This research investigated a novel approach to remediating petroleum-contaminated soil using biochar derived from co-pyrolysis of rice husk and cellulose. By combining these readily available materials, scientists aimed to unlock enhanced remediation potential.

Co-pyrolysis involved heating rice husk and cellulose blends at 500°C, creating biochars with varying compositions. These biochars, labeled R0C1 to R3C1 based on their rice husk-to-cellulose ratios, exhibited increased surface area and carbon content – desirable properties for microbial growth and activity.

The true test came in petroleum-contaminated soil. After 60 days, biochar-amended soils boasted significantly higher pollutant removal rates compared to the control group.
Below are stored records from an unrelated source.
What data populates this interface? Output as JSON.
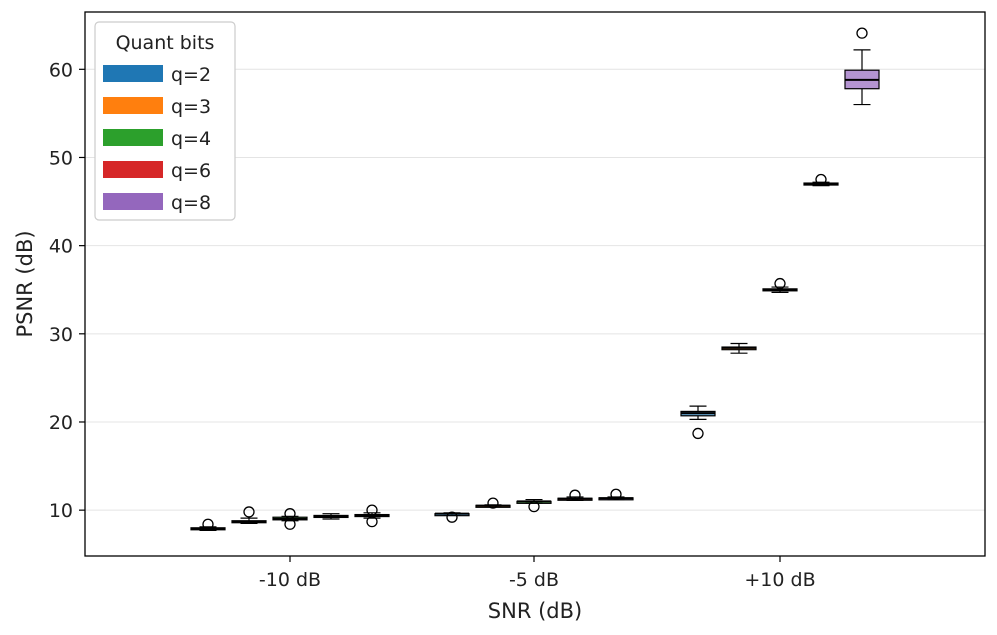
{
  "chart_data": {
    "type": "box",
    "xlabel": "SNR (dB)",
    "ylabel": "PSNR (dB)",
    "ylim": [
      4.8,
      66.5
    ],
    "yticks": [
      10,
      20,
      30,
      40,
      50,
      60
    ],
    "grid": "horizontal",
    "categories": [
      "-10 dB",
      "-5 dB",
      "+10 dB"
    ],
    "legend": {
      "title": "Quant bits",
      "placement": "top-left",
      "entries": [
        {
          "label": "q=2",
          "color": "#1f77b4"
        },
        {
          "label": "q=3",
          "color": "#ff7f0e"
        },
        {
          "label": "q=4",
          "color": "#2ca02c"
        },
        {
          "label": "q=6",
          "color": "#d62728"
        },
        {
          "label": "q=8",
          "color": "#9467bd"
        }
      ]
    },
    "boxes": [
      {
        "category": "-10 dB",
        "q": "q=2",
        "whisker_low": 7.7,
        "q1": 7.8,
        "median": 7.9,
        "q3": 8.0,
        "whisker_high": 8.1,
        "outliers": [
          8.4
        ]
      },
      {
        "category": "-10 dB",
        "q": "q=3",
        "whisker_low": 8.5,
        "q1": 8.6,
        "median": 8.7,
        "q3": 8.8,
        "whisker_high": 9.1,
        "outliers": [
          9.8
        ]
      },
      {
        "category": "-10 dB",
        "q": "q=4",
        "whisker_low": 8.8,
        "q1": 8.9,
        "median": 9.0,
        "q3": 9.2,
        "whisker_high": 9.3,
        "outliers": [
          9.6,
          8.4
        ]
      },
      {
        "category": "-10 dB",
        "q": "q=6",
        "whisker_low": 9.0,
        "q1": 9.2,
        "median": 9.3,
        "q3": 9.4,
        "whisker_high": 9.6,
        "outliers": []
      },
      {
        "category": "-10 dB",
        "q": "q=8",
        "whisker_low": 9.1,
        "q1": 9.3,
        "median": 9.4,
        "q3": 9.5,
        "whisker_high": 9.7,
        "outliers": [
          10.0,
          8.7
        ]
      },
      {
        "category": "-5 dB",
        "q": "q=2",
        "whisker_low": 9.4,
        "q1": 9.5,
        "median": 9.6,
        "q3": 9.6,
        "whisker_high": 9.7,
        "outliers": [
          9.2
        ]
      },
      {
        "category": "-5 dB",
        "q": "q=3",
        "whisker_low": 10.4,
        "q1": 10.45,
        "median": 10.5,
        "q3": 10.55,
        "whisker_high": 10.6,
        "outliers": [
          10.8
        ]
      },
      {
        "category": "-5 dB",
        "q": "q=4",
        "whisker_low": 10.8,
        "q1": 10.9,
        "median": 11.0,
        "q3": 11.0,
        "whisker_high": 11.2,
        "outliers": [
          10.4
        ]
      },
      {
        "category": "-5 dB",
        "q": "q=6",
        "whisker_low": 11.1,
        "q1": 11.2,
        "median": 11.3,
        "q3": 11.35,
        "whisker_high": 11.5,
        "outliers": [
          11.7
        ]
      },
      {
        "category": "-5 dB",
        "q": "q=8",
        "whisker_low": 11.2,
        "q1": 11.3,
        "median": 11.35,
        "q3": 11.4,
        "whisker_high": 11.5,
        "outliers": [
          11.8
        ]
      },
      {
        "category": "+10 dB",
        "q": "q=2",
        "whisker_low": 20.3,
        "q1": 20.7,
        "median": 21.0,
        "q3": 21.2,
        "whisker_high": 21.8,
        "outliers": [
          18.7
        ]
      },
      {
        "category": "+10 dB",
        "q": "q=3",
        "whisker_low": 27.8,
        "q1": 28.2,
        "median": 28.4,
        "q3": 28.5,
        "whisker_high": 28.9,
        "outliers": []
      },
      {
        "category": "+10 dB",
        "q": "q=4",
        "whisker_low": 34.7,
        "q1": 34.9,
        "median": 35.0,
        "q3": 35.1,
        "whisker_high": 35.3,
        "outliers": [
          35.7
        ]
      },
      {
        "category": "+10 dB",
        "q": "q=6",
        "whisker_low": 46.8,
        "q1": 46.9,
        "median": 47.0,
        "q3": 47.1,
        "whisker_high": 47.2,
        "outliers": [
          47.5
        ]
      },
      {
        "category": "+10 dB",
        "q": "q=8",
        "whisker_low": 56.0,
        "q1": 57.8,
        "median": 58.8,
        "q3": 59.9,
        "whisker_high": 62.2,
        "outliers": [
          64.1
        ]
      }
    ]
  }
}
The most efficient biochar, R1C1, achieved a remarkable 68.74% removal, nearly triple that of the control’s 24.12%.

This impressive performance wasn’t solely due to the biochar’s physical properties. Analysis of the microbial community revealed a fascinating story. The abundance of Proteobacteria, known for its petroleum-degrading prowess, noticeably increased in biochar-treated soils. This suggests that the biochar stimulated the growth and activity of microbes specifically equipped to tackle the contamination.
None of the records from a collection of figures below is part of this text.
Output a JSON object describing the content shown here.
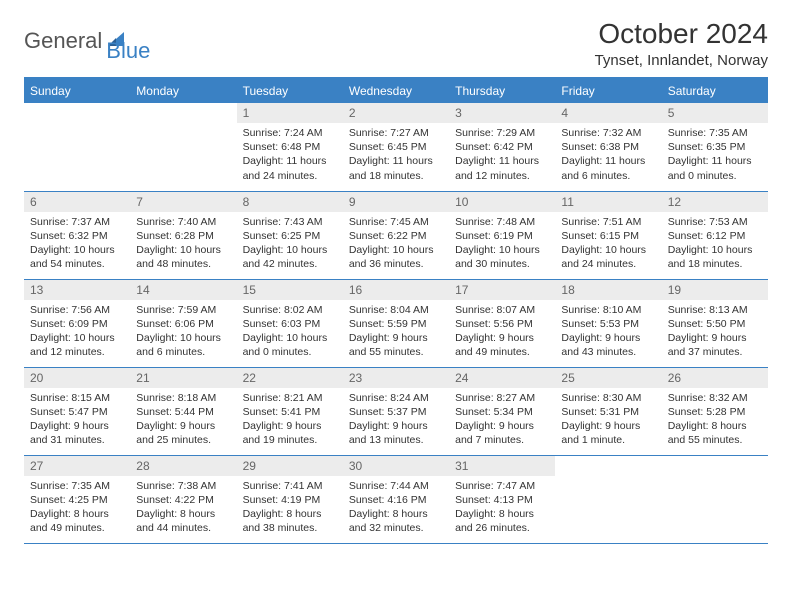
{
  "brand": {
    "part1": "General",
    "part2": "Blue"
  },
  "title": "October 2024",
  "location": "Tynset, Innlandet, Norway",
  "colors": {
    "accent": "#3a81c4",
    "headerText": "#ffffff",
    "dayNumBg": "#ececec",
    "dayNumText": "#666666",
    "bodyText": "#333333",
    "background": "#ffffff"
  },
  "daysOfWeek": [
    "Sunday",
    "Monday",
    "Tuesday",
    "Wednesday",
    "Thursday",
    "Friday",
    "Saturday"
  ],
  "firstWeekday": 2,
  "daysInMonth": 31,
  "entries": {
    "1": {
      "sunrise": "7:24 AM",
      "sunset": "6:48 PM",
      "daylight": "11 hours and 24 minutes."
    },
    "2": {
      "sunrise": "7:27 AM",
      "sunset": "6:45 PM",
      "daylight": "11 hours and 18 minutes."
    },
    "3": {
      "sunrise": "7:29 AM",
      "sunset": "6:42 PM",
      "daylight": "11 hours and 12 minutes."
    },
    "4": {
      "sunrise": "7:32 AM",
      "sunset": "6:38 PM",
      "daylight": "11 hours and 6 minutes."
    },
    "5": {
      "sunrise": "7:35 AM",
      "sunset": "6:35 PM",
      "daylight": "11 hours and 0 minutes."
    },
    "6": {
      "sunrise": "7:37 AM",
      "sunset": "6:32 PM",
      "daylight": "10 hours and 54 minutes."
    },
    "7": {
      "sunrise": "7:40 AM",
      "sunset": "6:28 PM",
      "daylight": "10 hours and 48 minutes."
    },
    "8": {
      "sunrise": "7:43 AM",
      "sunset": "6:25 PM",
      "daylight": "10 hours and 42 minutes."
    },
    "9": {
      "sunrise": "7:45 AM",
      "sunset": "6:22 PM",
      "daylight": "10 hours and 36 minutes."
    },
    "10": {
      "sunrise": "7:48 AM",
      "sunset": "6:19 PM",
      "daylight": "10 hours and 30 minutes."
    },
    "11": {
      "sunrise": "7:51 AM",
      "sunset": "6:15 PM",
      "daylight": "10 hours and 24 minutes."
    },
    "12": {
      "sunrise": "7:53 AM",
      "sunset": "6:12 PM",
      "daylight": "10 hours and 18 minutes."
    },
    "13": {
      "sunrise": "7:56 AM",
      "sunset": "6:09 PM",
      "daylight": "10 hours and 12 minutes."
    },
    "14": {
      "sunrise": "7:59 AM",
      "sunset": "6:06 PM",
      "daylight": "10 hours and 6 minutes."
    },
    "15": {
      "sunrise": "8:02 AM",
      "sunset": "6:03 PM",
      "daylight": "10 hours and 0 minutes."
    },
    "16": {
      "sunrise": "8:04 AM",
      "sunset": "5:59 PM",
      "daylight": "9 hours and 55 minutes."
    },
    "17": {
      "sunrise": "8:07 AM",
      "sunset": "5:56 PM",
      "daylight": "9 hours and 49 minutes."
    },
    "18": {
      "sunrise": "8:10 AM",
      "sunset": "5:53 PM",
      "daylight": "9 hours and 43 minutes."
    },
    "19": {
      "sunrise": "8:13 AM",
      "sunset": "5:50 PM",
      "daylight": "9 hours and 37 minutes."
    },
    "20": {
      "sunrise": "8:15 AM",
      "sunset": "5:47 PM",
      "daylight": "9 hours and 31 minutes."
    },
    "21": {
      "sunrise": "8:18 AM",
      "sunset": "5:44 PM",
      "daylight": "9 hours and 25 minutes."
    },
    "22": {
      "sunrise": "8:21 AM",
      "sunset": "5:41 PM",
      "daylight": "9 hours and 19 minutes."
    },
    "23": {
      "sunrise": "8:24 AM",
      "sunset": "5:37 PM",
      "daylight": "9 hours and 13 minutes."
    },
    "24": {
      "sunrise": "8:27 AM",
      "sunset": "5:34 PM",
      "daylight": "9 hours and 7 minutes."
    },
    "25": {
      "sunrise": "8:30 AM",
      "sunset": "5:31 PM",
      "daylight": "9 hours and 1 minute."
    },
    "26": {
      "sunrise": "8:32 AM",
      "sunset": "5:28 PM",
      "daylight": "8 hours and 55 minutes."
    },
    "27": {
      "sunrise": "7:35 AM",
      "sunset": "4:25 PM",
      "daylight": "8 hours and 49 minutes."
    },
    "28": {
      "sunrise": "7:38 AM",
      "sunset": "4:22 PM",
      "daylight": "8 hours and 44 minutes."
    },
    "29": {
      "sunrise": "7:41 AM",
      "sunset": "4:19 PM",
      "daylight": "8 hours and 38 minutes."
    },
    "30": {
      "sunrise": "7:44 AM",
      "sunset": "4:16 PM",
      "daylight": "8 hours and 32 minutes."
    },
    "31": {
      "sunrise": "7:47 AM",
      "sunset": "4:13 PM",
      "daylight": "8 hours and 26 minutes."
    }
  },
  "labels": {
    "sunrise": "Sunrise:",
    "sunset": "Sunset:",
    "daylight": "Daylight:"
  }
}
The environmental implications are promising. Petroleum contamination poses long-term threats to soil health and potentially human health. This study demonstrates a readily available and eco-friendly solution using biochar derived from waste materials. By harnessing the power of naturally occurring microbial degradation, co-pyrolysis biochar offers a sustainable and effective approach to cleaning up contaminated soils.